Chrome accounts for 65% of internet traffic worldwide, making it three times as popular as Safari, the next most widely used browser, according to Statcounter data.
Google said it promised not to give any preferential treatment to the company’s own products as part of an agreement with the U.K.’s Competition and Markets Authority, which is overseeing the plans to eliminate cookies. The company has said its agreement with the CMA will be applied globally.
Major ad-tech companies have also complained to the CMA and Google that its proposals contain significant gaps for important features such as video and are technically difficult to implement, said people familiar with the discussions.
Those issues have made it difficult for publishers, brokers and ad buyers to perform the testing required to prepare for the elimination of cookies, the people said. Google’s efforts are part of a broader project named Privacy Sandbox that also spans Android, its widely used mobile software.
Google described the changes this month as a limited test before it moves forward with eliminating cookies. The CMA has the power to effectively veto the plans if it concludes they will harm other businesses.
Some industry executives said Google’s lucrative search advertising business stands to benefit from the elimination of cookies because it doesn’t rely as heavily on them, making it a safer destination for marketers during the transition.

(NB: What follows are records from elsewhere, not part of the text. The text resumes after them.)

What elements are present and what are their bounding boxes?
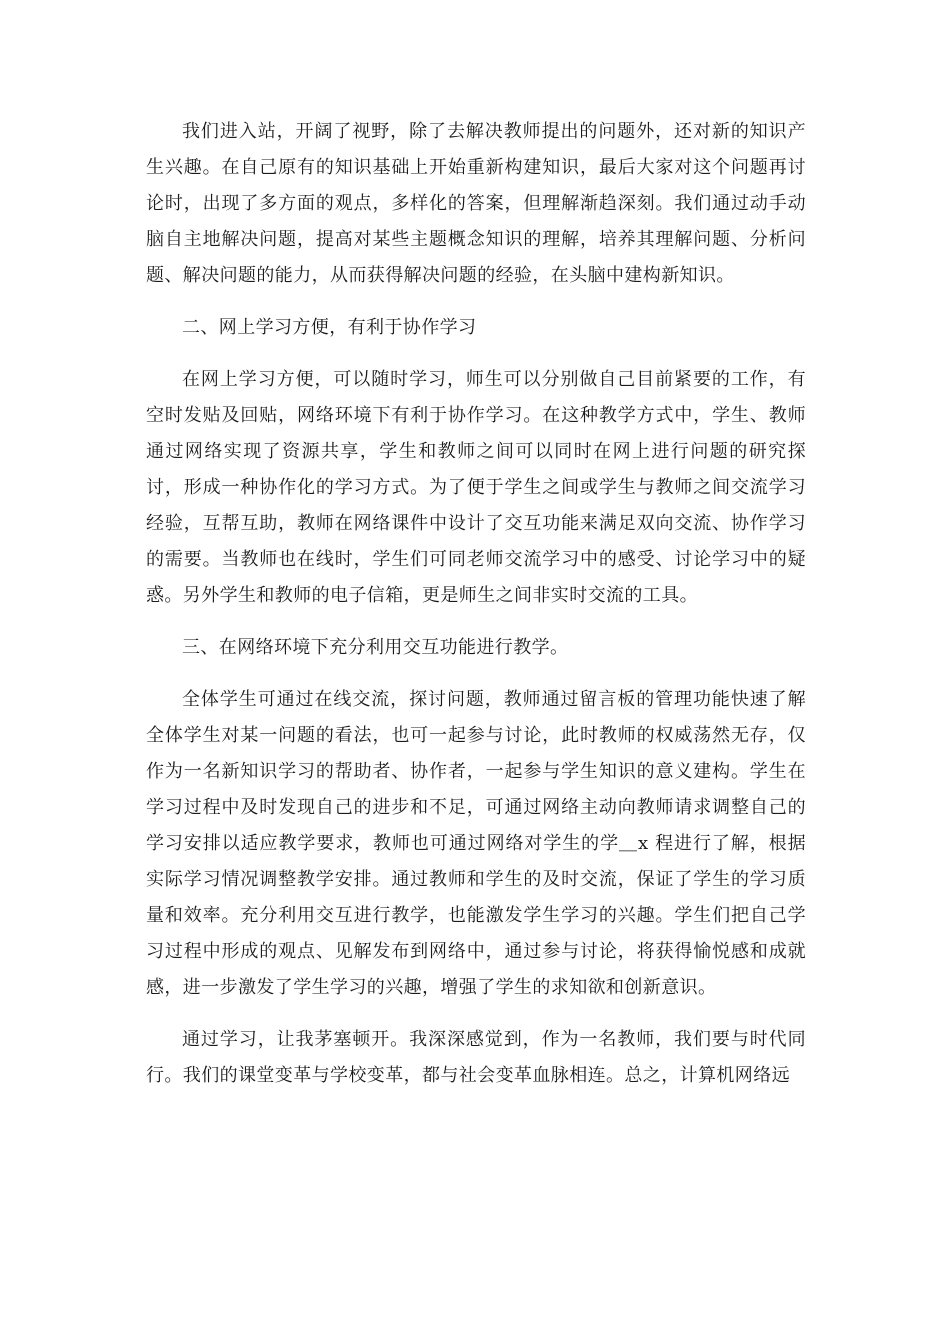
section-heading-3: 三、在网络环境下充分利用交互功能进行教学。	[182, 637, 569, 658]
document-page	[146, 114, 806, 1110]
paragraph-knowledge-construction: 我们进入站，开阔了视野，除了去解决教师提出的问题外，还对新的知识产生兴趣。在自己原有的知识基础上开始重新构建知识，最后大家对这个问题再讨论时，出现了多方面的观点，多样化的答案，但理解渐趋深刻。我们通过动手动脑自主地解决问题，提高对某些主题概念知识的理解，培养其理解问题、分析问题、解决问题的能力，从而获得解决问题的经验，在头脑中建构新知识。	[146, 121, 806, 286]
section-heading-2: 二、网上学习方便，有利于协作学习	[182, 317, 477, 338]
paragraph-interactive-teaching: 全体学生可通过在线交流，探讨问题，教师通过留言板的管理功能快速了解全体学生对某一问题的看法，也可一起参与讨论，此时教师的权威荡然无存，仅作为一名新知识学习的帮助者、协作者，一起参与学生知识的意义建构。学生在学习过程中及时发现自己的进步和不足，可通过网络主动向教师请求调整自己的学习安排以适应教学要求，教师也可通过网络对学生的学＿x 程进行了解，根据实际学习情况调整教学安排。通过教师和学生的及时交流，保证了学生的学习质量和效率。充分利用交互进行教学，也能激发学生学习的兴趣。学生们把自己学习过程中形成的观点、见解发布到网络中，通过参与讨论，将获得愉悦感和成就感，进一步激发了学生学习的兴趣，增强了学生的求知欲和创新意识。	[146, 689, 806, 998]
paragraph-conclusion: 通过学习，让我茅塞顿开。我深深感觉到，作为一名教师，我们要与时代同行。我们的课堂变革与学校变革，都与社会变革血脉相连。总之，计算机网络远	[146, 1029, 806, 1086]
paragraph-collaborative-learning: 在网上学习方便，可以随时学习，师生可以分别做自己目前紧要的工作，有空时发贴及回贴，网络环境下有利于协作学习。在这种教学方式中，学生、教师通过网络实现了资源共享，学生和教师之间可以同时在网上进行问题的研究探讨，形成一种协作化的学习方式。为了便于学生之间或学生与教师之间交流学习经验，互帮互助，教师在网络课件中设计了交互功能来满足双向交流、协作学习的需要。当教师也在线时，学生们可同老师交流学习中的感受、讨论学习中的疑惑。另外学生和教师的电子信箱，更是师生之间非实时交流的工具。	[146, 369, 806, 606]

“As a result, Privacy Sandbox likely has very few winners outside of Google, if there are any at all,” Bill Simmons, vice president of product at Trade Desk, one of the largest platforms for digital ad-buyers, wrote last month. He wrote that Google’s elimination of cookies would likely depress the overall value of online advertising.
Google executives said the company’s primary goal is to improve user privacy while providing as much value to advertisers as possible. The changes will require some companies to rework their existing products or invent new ones, they said.

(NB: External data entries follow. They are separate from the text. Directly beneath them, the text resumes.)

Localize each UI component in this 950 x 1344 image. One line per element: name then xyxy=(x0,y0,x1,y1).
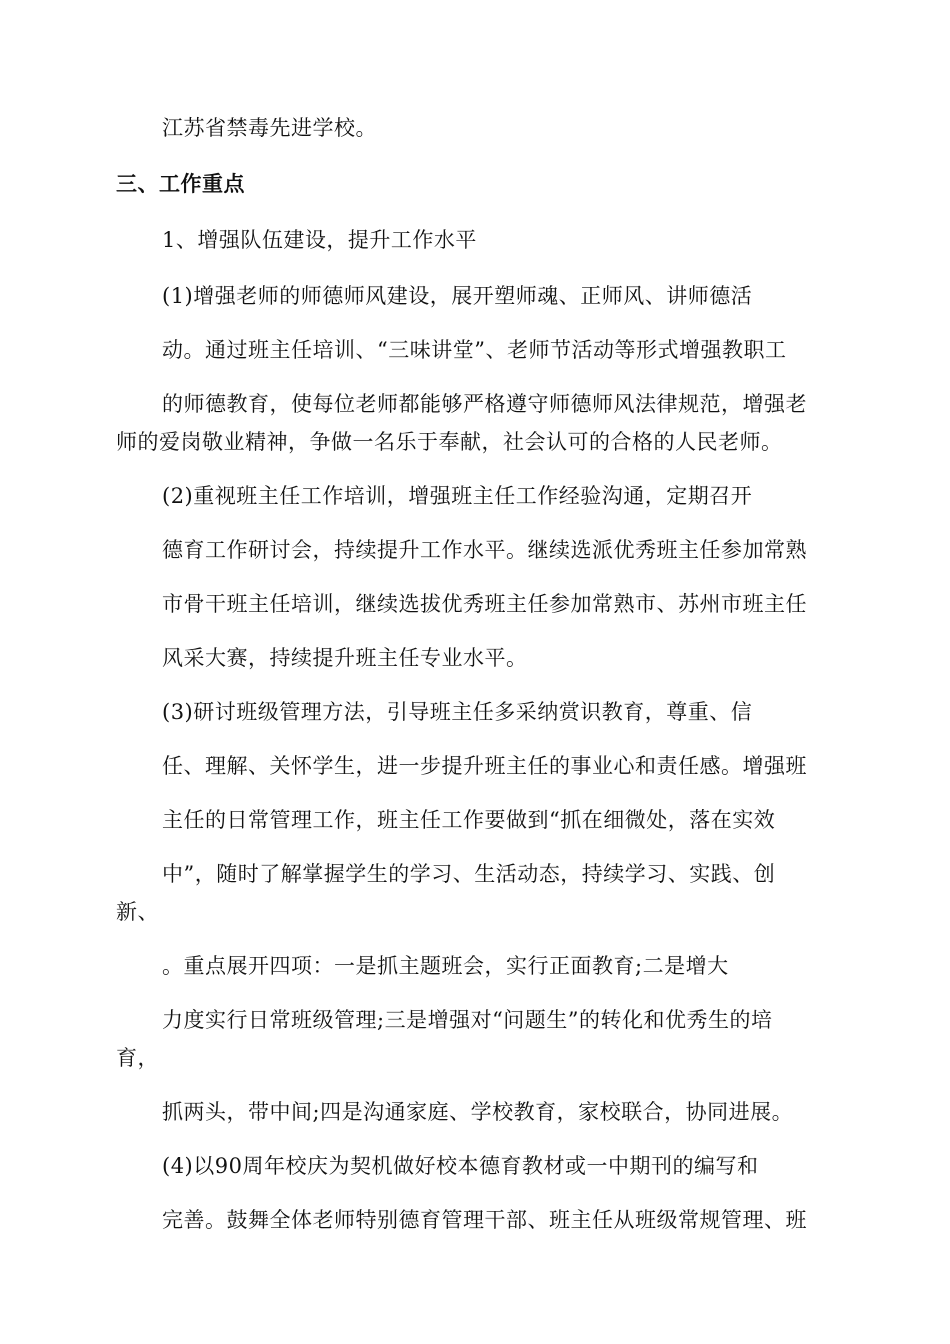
subsection-heading: 1、增强队伍建设，提升工作水平 xyxy=(162,228,477,252)
paragraph-line-22: 完善。鼓舞全体老师特别德育管理干部、班主任从班级常规管理、班 xyxy=(162,1208,807,1232)
paragraph-line-8: (2)重视班主任工作培训，增强班主任工作经验沟通，定期召开 xyxy=(162,484,753,508)
paragraph-line-6: 的师德教育，使每位老师都能够严格遵守师德师风法律规范，增强老 xyxy=(162,392,807,416)
paragraph-line-4: (1)增强老师的师德师风建设，展开塑师魂、正师风、讲师德活 xyxy=(162,284,753,308)
paragraph-line-12: (3)研讨班级管理方法，引导班主任多采纳赏识教育，尊重、信 xyxy=(162,700,753,724)
paragraph-line-20: 抓两头，带中间;四是沟通家庭、学校教育，家校联合，协同进展。 xyxy=(162,1100,794,1124)
paragraph-line-13: 任、理解、关怀学生，进一步提升班主任的事业心和责任感。增强班 xyxy=(162,754,807,778)
paragraph-line-7: 师的爱岗敬业精神，争做一名乐于奉献，社会认可的合格的人民老师。 xyxy=(116,430,783,454)
paragraph-line-21: (4)以90周年校庆为契机做好校本德育教材或一中期刊的编写和 xyxy=(162,1154,759,1178)
paragraph-line-16: 新、 xyxy=(116,900,159,924)
section-heading: 三、工作重点 xyxy=(116,171,245,196)
paragraph-line-5: 动。通过班主任培训、“三味讲堂”、老师节活动等形式增强教职工 xyxy=(162,338,787,362)
paragraph-line-10: 市骨干班主任培训，继续选拔优秀班主任参加常熟市、苏州市班主任 xyxy=(162,592,807,616)
paragraph-line-1: 江苏省禁毒先进学校。 xyxy=(162,116,377,140)
paragraph-line-14: 主任的日常管理工作，班主任工作要做到“抓在细微处，落在实效 xyxy=(162,808,776,832)
paragraph-line-19: 育， xyxy=(116,1046,159,1070)
paragraph-line-9: 德育工作研讨会，持续提升工作水平。继续选派优秀班主任参加常熟 xyxy=(162,538,807,562)
paragraph-line-15: 中”，随时了解掌握学生的学习、生活动态，持续学习、实践、创 xyxy=(162,862,776,886)
paragraph-line-17: 。重点展开四项：一是抓主题班会，实行正面教育;二是增大 xyxy=(162,954,729,978)
paragraph-line-11: 风采大赛，持续提升班主任专业水平。 xyxy=(162,646,528,670)
paragraph-line-18: 力度实行日常班级管理;三是增强对“问题生”的转化和优秀生的培 xyxy=(162,1008,773,1032)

“This is not a static, point-in-time picture,” Google’s Chavez said. “The ecosystem contains thousands of companies, and they’ll continue to adapt and optimize over time.”
A spokeswoman for the CMA said it “will continue to engage with industry participants and others that could be affected by Privacy Sandbox changes to ensure that their views are considered.”

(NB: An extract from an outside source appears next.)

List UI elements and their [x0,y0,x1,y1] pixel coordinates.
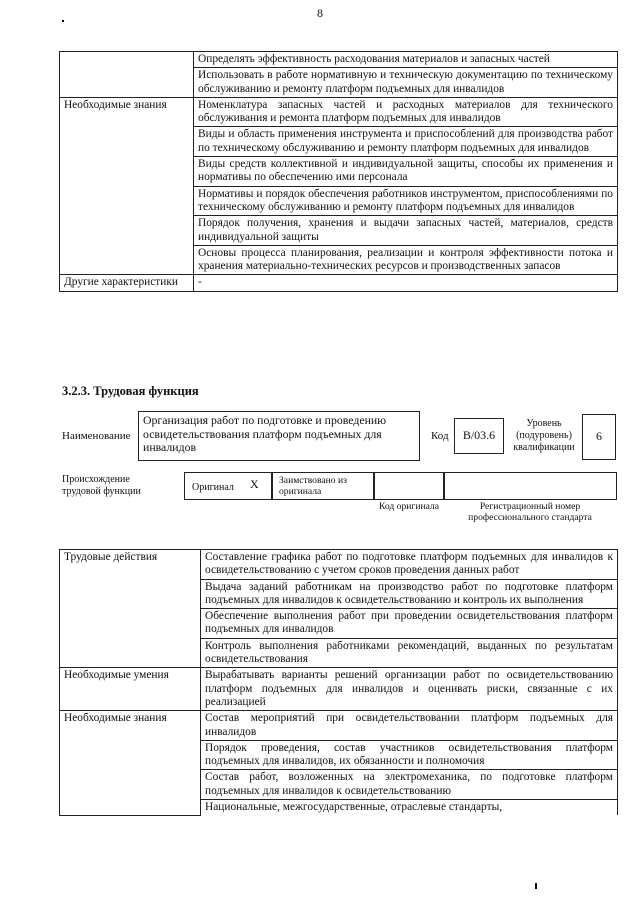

Some advertising executives said they were relieved Google was pushing ahead with the changes after it delayed the process twice. In late 2023, Google began widely allowing others in the industry to simulate what it would look like if cookies were eliminated.
“It was hot for a minute, and then things kind of cooled off,” said Evelyn Mitchell-Wolf, a senior analyst at Insider Intelligence, which tracks the online ad industry. “Advertisers are only just starting to pick up those conversations” again, she said.
Other ad executives said Google’s schedule hasn’t given the industry enough time to prepare. Some predict the changes will cause disappointing results for both advertisers and ad-supported websites, as marketers might find it more difficult to target consumers, leading to depressed ad prices. They point to the way ad prices fell in Firefox and Safari after those browsers restricted cookies.
Criteo, an ad-tech vendor and early tester of Google’s solutions, found third-party cookies were five times more effective at targeting users than one of Google’s proposed replacements named Topics, according to a November 2022 report published on its corporate blog. A Google spokesman said it had made changes to Topics since the Criteo study.
Jamie Seltzer, an executive vice president at ad agency Havas Media, said its tests with advertisers have shown a mix of alternatives to cookies can produce similar or better results most of the time. It is difficult to tell how well they will work in higher volumes until Google moves forward with its plans, she added.
“Many of our clients are waiting to see where things go and how things evolve,” Seltzer said.